I watched her breathe all night, the slow rise and fall of her shoulder as she lay slumped over in her usual sleeping form. I frantically remembered every wonderful thing I could about her, trying to live our time together over for the few hours we had left. Around four o’clock in the morning, I heard a quiet giggle. “Go get her, baby. Go get Aunt Shelby.”

She was on her way. She had found what she had been looking for.

Her body continued to breathe, painful and restless. The sun rose and another day began. Sometimes it baffles me how nervy the sun could be, daring to bring that morning upon us. Didn’t it realize the awful truth it ushered in? Tuesday, August 23rd was the last day she took a breath. At 10:27 that morning, she gasped and we collectively shattered. I held her hand and placed my other on her chest, feeling for a heartbeat. There was nothing but my own, pounding blood into my ears, forcing a guttural sob out of my throat.

On the way home, I pulled to the side of the road for a funeral procession to pass. I went to pieces and flung every hurt I felt at the windshield. I felt my insides churn and wrap themselves into a tangled knot. I screamed at God and I died inside.

So I have not written for a while. The last time I attempted to sit down and write an update, it began like this: Today feels like the first day of a wonderful new life.

I have always measured my life in Befores and Afters, but this… this was never an After I could comprehend and here I am, waking to each new day with the confusion of an abandoned kitten, wondering when the lady with the gentle hand and the saucer of milk is coming. I have woken up and gotten dressed to go have breakfast with her. I have driven down the road to spend a few moments with her. I have listened to the last voicemail she left me over and over and over, and I still cannot believe she is gone.

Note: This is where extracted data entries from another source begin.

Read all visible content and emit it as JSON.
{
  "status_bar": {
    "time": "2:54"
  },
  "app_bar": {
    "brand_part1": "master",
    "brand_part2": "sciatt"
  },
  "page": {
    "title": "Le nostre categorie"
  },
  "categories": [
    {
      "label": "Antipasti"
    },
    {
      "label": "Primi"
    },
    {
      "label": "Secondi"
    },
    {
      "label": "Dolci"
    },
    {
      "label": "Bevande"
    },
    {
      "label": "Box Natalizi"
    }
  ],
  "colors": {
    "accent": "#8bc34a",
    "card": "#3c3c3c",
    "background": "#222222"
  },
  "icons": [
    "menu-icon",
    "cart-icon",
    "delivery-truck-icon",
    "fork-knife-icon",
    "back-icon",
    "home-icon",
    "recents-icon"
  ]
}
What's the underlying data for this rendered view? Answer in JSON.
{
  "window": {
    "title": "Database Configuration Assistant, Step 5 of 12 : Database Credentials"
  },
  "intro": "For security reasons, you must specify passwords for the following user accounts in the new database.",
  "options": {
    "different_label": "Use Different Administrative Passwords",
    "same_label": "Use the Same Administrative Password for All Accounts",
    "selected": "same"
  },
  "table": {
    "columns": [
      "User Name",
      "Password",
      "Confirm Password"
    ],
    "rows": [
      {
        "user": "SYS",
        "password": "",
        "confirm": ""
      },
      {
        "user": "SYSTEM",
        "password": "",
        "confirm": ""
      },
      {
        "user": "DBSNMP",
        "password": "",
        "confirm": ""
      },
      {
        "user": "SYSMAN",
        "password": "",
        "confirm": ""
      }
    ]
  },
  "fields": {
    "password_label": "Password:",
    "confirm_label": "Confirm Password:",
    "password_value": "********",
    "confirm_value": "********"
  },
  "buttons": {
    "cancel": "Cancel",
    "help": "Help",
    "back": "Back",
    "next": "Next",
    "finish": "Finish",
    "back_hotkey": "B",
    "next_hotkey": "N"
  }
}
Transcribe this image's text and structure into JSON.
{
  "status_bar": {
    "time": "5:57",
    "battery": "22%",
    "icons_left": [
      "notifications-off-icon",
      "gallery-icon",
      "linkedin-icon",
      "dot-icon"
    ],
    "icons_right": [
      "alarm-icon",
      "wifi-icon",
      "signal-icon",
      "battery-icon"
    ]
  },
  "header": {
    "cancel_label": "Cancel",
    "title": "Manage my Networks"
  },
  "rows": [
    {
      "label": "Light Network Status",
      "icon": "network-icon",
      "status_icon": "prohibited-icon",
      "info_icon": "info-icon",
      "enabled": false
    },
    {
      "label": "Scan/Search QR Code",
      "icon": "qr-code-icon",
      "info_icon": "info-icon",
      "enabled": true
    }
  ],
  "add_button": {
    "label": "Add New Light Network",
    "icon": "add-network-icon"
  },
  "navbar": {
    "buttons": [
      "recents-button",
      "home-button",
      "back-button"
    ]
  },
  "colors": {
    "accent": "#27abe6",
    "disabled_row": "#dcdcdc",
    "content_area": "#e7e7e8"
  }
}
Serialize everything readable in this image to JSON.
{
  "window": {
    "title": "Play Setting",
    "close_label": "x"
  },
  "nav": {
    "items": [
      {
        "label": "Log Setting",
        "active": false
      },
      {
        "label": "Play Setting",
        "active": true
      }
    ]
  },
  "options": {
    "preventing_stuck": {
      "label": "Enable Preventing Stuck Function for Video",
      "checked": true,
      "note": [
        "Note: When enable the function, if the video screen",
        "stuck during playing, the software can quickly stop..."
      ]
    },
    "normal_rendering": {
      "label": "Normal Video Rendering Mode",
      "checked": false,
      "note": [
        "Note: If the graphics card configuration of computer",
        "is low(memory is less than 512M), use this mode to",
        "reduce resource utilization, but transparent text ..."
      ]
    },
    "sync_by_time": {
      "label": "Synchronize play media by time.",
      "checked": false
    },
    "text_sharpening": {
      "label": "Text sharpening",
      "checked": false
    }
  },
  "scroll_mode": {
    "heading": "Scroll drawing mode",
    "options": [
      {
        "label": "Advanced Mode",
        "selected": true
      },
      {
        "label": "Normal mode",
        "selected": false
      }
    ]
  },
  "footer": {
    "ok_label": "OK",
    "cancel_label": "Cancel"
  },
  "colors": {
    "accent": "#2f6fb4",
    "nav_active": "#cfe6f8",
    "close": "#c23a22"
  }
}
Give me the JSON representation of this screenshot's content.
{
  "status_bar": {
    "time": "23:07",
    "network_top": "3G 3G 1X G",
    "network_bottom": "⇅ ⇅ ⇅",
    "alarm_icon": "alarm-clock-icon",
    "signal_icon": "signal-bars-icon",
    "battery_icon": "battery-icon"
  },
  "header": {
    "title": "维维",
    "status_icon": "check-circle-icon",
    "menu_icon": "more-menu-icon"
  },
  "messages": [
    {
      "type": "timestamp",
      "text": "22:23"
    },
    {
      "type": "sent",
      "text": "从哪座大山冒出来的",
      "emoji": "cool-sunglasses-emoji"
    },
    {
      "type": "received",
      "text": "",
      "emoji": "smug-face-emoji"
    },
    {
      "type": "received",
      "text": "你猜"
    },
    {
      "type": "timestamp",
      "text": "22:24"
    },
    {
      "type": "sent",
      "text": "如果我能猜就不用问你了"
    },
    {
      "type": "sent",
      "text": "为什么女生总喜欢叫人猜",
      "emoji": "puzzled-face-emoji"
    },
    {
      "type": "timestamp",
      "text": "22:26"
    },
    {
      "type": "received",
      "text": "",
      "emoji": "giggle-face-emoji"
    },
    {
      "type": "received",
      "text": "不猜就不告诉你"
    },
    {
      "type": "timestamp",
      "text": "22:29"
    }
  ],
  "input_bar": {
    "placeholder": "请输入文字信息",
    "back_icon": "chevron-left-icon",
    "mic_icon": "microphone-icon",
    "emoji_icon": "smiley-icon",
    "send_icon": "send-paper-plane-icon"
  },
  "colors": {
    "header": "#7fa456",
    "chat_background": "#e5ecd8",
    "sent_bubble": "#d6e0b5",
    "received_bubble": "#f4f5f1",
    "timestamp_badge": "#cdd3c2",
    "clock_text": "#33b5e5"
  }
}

I am a balloon. I am floating, I am weightless. My mind is in the clouds. I am empty inside and floating along, putting in time until I see her again. Just a balloon… and all it would take is one pinprick to destroy me.

I have to stop now. I want there to be more. I want to share everything about her with the world, at least a little bit of the magic she shared with me. It has taken me a few weeks to come up with these words. Today, this is all I have. I hope I shared something to make you think, and I hope you’ll go hug your grandma. Thank you.